Headers of the dataset:
['id', 'title', 'url', 'num_points', 'num_comments', 'author', 'created_at']


Now that we've removed the headers from the dataset, we're ready to filter our data.

In [4]:
# Extract the ASK HN posts and SHOW HN posts
ask_posts=[]
show_posts=[]
other_posts=[]

for row in hn:
    title=row[1].lower()
    if title.startswith('ask hn'):
        ask_posts.append(row)
    elif title.startswith('show hn'):
        show_posts.append(row)
    else:
        other_posts.append(row)
        
print('Number of posts in "ask_posts":', len(ask_posts))
print('Number of posts in "show_posts":', len(show_posts))
print('Number of posts in "other_posts":', len(other_posts))
print('Number of posts in the dataset:', len(hn))
print(len(ask_posts)+len(show_posts)+len(other_posts))

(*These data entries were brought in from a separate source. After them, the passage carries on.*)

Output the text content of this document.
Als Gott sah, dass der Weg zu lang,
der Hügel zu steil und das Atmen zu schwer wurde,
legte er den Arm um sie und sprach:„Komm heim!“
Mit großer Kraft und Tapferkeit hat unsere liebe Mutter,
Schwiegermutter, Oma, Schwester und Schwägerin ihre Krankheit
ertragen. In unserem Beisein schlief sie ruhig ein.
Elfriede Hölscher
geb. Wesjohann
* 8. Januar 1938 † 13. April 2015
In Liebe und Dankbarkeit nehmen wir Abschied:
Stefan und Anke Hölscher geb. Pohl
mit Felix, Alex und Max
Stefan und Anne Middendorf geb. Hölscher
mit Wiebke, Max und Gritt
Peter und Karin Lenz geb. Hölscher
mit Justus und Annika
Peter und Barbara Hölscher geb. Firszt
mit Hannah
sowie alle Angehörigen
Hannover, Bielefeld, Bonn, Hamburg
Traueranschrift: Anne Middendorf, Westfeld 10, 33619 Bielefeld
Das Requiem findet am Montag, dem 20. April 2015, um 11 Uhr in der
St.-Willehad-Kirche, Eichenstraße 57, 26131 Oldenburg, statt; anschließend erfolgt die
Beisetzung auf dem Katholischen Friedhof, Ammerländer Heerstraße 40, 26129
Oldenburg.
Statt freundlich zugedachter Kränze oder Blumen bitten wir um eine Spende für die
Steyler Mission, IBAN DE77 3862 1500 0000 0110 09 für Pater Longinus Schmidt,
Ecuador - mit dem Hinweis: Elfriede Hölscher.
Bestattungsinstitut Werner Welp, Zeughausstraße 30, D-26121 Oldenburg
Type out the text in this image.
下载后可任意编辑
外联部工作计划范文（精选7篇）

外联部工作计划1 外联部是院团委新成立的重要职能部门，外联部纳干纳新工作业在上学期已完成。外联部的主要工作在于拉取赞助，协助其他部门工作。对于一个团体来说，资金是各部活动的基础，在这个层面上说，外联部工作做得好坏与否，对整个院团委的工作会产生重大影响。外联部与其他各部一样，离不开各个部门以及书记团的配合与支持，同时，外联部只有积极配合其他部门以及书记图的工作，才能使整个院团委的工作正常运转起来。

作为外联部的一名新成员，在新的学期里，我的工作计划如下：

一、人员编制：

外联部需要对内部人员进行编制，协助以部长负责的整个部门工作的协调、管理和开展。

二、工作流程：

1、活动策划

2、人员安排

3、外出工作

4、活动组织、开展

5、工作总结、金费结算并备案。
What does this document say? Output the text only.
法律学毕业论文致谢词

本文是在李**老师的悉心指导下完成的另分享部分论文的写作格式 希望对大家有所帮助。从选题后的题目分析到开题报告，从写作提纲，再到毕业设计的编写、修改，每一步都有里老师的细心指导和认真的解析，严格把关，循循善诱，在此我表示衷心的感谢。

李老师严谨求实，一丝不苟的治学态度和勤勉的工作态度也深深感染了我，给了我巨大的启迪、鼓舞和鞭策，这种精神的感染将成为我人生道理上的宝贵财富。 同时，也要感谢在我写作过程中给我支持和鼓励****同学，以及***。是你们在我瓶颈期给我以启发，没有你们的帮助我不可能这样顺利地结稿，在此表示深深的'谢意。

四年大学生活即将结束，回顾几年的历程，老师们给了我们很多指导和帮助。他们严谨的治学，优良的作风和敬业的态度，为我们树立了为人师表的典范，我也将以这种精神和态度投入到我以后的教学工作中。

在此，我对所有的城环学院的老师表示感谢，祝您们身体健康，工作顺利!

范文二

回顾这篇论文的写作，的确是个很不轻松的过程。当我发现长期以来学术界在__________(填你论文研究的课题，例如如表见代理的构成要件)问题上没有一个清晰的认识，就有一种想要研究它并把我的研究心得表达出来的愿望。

## Calculating the average number of comments for Ask HN and Show HN posts

Determine if ask posts or show posts receive more comments on average

In [6]:
# Find the total number of comments in ask posts and assign it to `total_ask_comments`
total_ask_comments=0
for row in ask_posts:
    nb_comments=int(row[4])
    total_ask_comments+=nb_comments
avg_ask_comments=total_ask_comments/len(ask_posts)
print('Total number of comments in ask posts:',"{:,}".format(total_ask_comments))
print('Average number of comments in ask posts:',"{:,.2f}".format(avg_ask_comments))

Total number of comments in ask posts: 24,483
Average number of comments in ask posts: 14.04


In [7]:
# Find the total number of comments in show posts and assign it to `total_show_posts`

total_show_comments=0

for row in show_posts:
    nb_comments=int(row[4])
    total_show_comments+=nb_comments

avg_show_comments=total_show_comments/len(show_posts)
print('Total number of comments in show posts:',"{:,}".format(total_show_comments))
print('Average number of comments in show posts:', "{:,.2f}".format(avg_show_comments))

Total number of comments in show posts: 11,988
Average number of comments in show posts: 10.32


According to the results shown above, ask posts receive more comments on average. Even though the gap between the number of posts in ask posts and show posts isn't wide, the total number of comments in the 2 datasets are very different from one another. Ask posts are more likely to receive comments. For now, we will focus on these posts. 

## The amount of ask posts and comments by hour created

Next, we'll determine if ask posts created at a certain time are more likely to attract comments.

In [16]:
import datetime as dt
result_list=[]
for row in ask_posts:
    created_at=row[6]
    nb_comments=int(row[4])
    result_list.append([created_at,nb_comments])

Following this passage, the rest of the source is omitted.